I am once again trying to get Ray working on a cluster I work on. I am trying to look at basic functionality and I can’t even get this “getting started” tutorial to run.
I’ve dumped a copy of the script I am running at the bottom of this post. The cluster uses slurm to provision resources, and I want to walk before I run, so I’m doing this on my MacBook
First, I make a fresh conda environment
conda create --name=raytune python=3.11
/path/to/conda/env/bin/pip install -U "ray[air]"
/path/to/conda/env/bin/pip install torch torchvision torchaudio
All of this goes off without a hitch. Python is version 3.11.5, ray is version 2.6.3, and torch is version 2.0.1.
The first time I ran it (python getting-started.py
), I saw this:
CUDA is available in pytorch: False
<messages about downloading the MNIST data>
2023-09-12 14:59:11,572 INFO worker.py:1612 -- Started a local Ray instance. View the dashboard at http://127.0.0.1:8265
[2023-09-12 14:59:42,795 E 21473 4607747] core_worker.cc:201: Failed to register worker 01000000ffffffffffffffffffffffffffffffffffffffffffffffff to Raylet. IOError: [RayletClient] Unable to register worker with raylet. No such file or directory
The next time I ran it, I saw the following:
CUDA is available in pytorch: False
2023-09-12 15:16:12,792 ERROR node.py:605 -- Failed to connect to GCS. Please check `gcs_server.out` for more details.
2023-09-12 15:16:19,767 ERROR node.py:605 -- Failed to connect to GCS. Please check `gcs_server.out` for more details.

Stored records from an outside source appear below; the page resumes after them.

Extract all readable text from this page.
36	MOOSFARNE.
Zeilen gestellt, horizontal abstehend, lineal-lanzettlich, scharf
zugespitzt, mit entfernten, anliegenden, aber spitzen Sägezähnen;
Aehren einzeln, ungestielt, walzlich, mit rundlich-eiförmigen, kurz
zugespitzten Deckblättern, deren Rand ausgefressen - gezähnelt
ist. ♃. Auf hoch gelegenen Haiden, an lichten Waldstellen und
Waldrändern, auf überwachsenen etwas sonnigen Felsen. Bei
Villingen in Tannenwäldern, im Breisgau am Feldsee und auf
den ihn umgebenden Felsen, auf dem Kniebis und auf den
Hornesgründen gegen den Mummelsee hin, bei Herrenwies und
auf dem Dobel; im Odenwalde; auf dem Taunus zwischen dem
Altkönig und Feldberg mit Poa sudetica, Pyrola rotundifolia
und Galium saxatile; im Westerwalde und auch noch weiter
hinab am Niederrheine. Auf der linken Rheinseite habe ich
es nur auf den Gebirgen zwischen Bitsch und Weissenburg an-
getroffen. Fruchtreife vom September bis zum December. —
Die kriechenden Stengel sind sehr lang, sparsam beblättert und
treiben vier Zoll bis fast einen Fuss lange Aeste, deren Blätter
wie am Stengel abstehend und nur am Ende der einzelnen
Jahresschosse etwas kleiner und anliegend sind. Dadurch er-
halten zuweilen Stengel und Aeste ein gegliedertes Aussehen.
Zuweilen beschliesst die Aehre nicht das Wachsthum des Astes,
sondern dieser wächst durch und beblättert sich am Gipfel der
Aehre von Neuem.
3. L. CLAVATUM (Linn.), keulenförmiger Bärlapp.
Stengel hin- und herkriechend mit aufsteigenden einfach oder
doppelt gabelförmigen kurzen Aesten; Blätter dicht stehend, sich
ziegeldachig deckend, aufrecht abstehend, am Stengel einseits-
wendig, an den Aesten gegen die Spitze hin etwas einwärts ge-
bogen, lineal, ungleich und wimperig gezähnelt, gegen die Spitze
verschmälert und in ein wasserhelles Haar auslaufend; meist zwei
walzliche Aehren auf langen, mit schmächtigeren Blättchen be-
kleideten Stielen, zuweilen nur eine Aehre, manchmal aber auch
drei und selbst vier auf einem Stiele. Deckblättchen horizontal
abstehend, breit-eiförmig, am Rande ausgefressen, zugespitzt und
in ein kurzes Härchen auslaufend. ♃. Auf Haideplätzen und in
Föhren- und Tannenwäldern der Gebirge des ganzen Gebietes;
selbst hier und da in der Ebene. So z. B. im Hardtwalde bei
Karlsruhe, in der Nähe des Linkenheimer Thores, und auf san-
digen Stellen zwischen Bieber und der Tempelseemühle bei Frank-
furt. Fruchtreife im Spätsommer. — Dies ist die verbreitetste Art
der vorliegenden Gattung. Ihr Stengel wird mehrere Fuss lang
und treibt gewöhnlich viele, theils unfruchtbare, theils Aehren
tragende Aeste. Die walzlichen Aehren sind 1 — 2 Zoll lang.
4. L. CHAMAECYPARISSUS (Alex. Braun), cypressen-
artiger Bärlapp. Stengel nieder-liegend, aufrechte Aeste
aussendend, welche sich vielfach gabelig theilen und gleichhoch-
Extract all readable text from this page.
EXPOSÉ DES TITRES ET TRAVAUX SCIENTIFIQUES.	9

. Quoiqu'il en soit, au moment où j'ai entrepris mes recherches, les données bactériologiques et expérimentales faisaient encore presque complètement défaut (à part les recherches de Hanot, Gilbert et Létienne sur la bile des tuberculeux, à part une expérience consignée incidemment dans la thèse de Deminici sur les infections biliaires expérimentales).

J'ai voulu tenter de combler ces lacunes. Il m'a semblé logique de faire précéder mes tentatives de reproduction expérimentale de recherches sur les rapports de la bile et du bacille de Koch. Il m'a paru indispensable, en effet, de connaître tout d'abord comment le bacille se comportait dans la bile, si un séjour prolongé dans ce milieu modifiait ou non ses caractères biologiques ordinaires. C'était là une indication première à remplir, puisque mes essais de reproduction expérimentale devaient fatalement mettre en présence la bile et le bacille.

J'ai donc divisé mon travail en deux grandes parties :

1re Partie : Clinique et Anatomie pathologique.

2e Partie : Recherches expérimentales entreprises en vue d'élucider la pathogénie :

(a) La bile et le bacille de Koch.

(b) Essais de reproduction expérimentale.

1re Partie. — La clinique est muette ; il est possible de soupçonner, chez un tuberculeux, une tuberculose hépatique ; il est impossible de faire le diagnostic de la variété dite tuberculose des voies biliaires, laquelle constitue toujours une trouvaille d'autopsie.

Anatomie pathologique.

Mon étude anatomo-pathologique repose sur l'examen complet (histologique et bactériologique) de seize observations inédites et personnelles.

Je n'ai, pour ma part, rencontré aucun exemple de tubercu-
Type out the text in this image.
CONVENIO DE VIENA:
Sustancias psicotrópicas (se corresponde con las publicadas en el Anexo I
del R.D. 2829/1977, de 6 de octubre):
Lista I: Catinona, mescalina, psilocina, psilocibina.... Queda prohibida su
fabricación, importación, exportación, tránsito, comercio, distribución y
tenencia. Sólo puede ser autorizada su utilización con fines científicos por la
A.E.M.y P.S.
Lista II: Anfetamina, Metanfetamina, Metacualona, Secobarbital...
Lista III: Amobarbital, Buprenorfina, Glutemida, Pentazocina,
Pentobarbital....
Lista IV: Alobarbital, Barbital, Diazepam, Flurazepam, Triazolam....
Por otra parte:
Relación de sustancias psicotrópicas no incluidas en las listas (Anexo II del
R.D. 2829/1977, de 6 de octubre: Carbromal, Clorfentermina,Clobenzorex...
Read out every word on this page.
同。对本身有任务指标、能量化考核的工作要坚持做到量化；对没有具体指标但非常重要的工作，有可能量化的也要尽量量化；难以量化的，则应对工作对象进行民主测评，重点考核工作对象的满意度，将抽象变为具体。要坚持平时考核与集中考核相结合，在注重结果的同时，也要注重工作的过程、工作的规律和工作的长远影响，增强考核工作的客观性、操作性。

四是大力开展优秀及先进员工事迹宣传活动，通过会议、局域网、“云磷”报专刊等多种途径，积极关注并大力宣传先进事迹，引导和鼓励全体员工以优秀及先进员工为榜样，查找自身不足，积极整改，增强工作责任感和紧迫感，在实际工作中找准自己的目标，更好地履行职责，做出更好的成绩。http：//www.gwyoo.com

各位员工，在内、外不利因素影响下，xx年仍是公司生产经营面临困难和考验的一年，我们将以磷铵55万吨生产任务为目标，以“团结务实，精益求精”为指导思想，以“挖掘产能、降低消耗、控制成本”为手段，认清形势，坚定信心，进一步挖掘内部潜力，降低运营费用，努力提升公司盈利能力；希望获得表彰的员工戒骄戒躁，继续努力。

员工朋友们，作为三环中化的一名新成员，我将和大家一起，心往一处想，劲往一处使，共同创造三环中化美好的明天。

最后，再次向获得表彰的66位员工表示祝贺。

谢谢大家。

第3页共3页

^CTraceback (most recent call last):
File "python/ray/_raylet.pyx", line 2120, in ray._raylet._auto_reconnect.wrapper
File "python/ray/_raylet.pyx", line 2185, in ray._raylet.GcsClient.internal_kv_get
File "python/ray/_raylet.pyx", line 410, in ray._raylet.check_status
ray.exceptions.RpcError: failed to connect to all addresses
During handling of the above exception, another exception occurred:
Traceback (most recent call last):
File "/Users/foshea/Documents/Projects/raytune/getting-started.py", line 130, in <module>
results = tuner.fit()
^^^^^^^^^^^
File "/opt/anaconda3/envs/raytune/lib/python3.11/site-packages/ray/tune/tuner.py", line 347, in fit
return self._local_tuner.fit()
^^^^^^^^^^^^^^^^^^^^^^^
File "/opt/anaconda3/envs/raytune/lib/python3.11/site-packages/ray/tune/impl/tuner_internal.py", line 588, in fit
analysis = self._fit_internal(trainable, param_space)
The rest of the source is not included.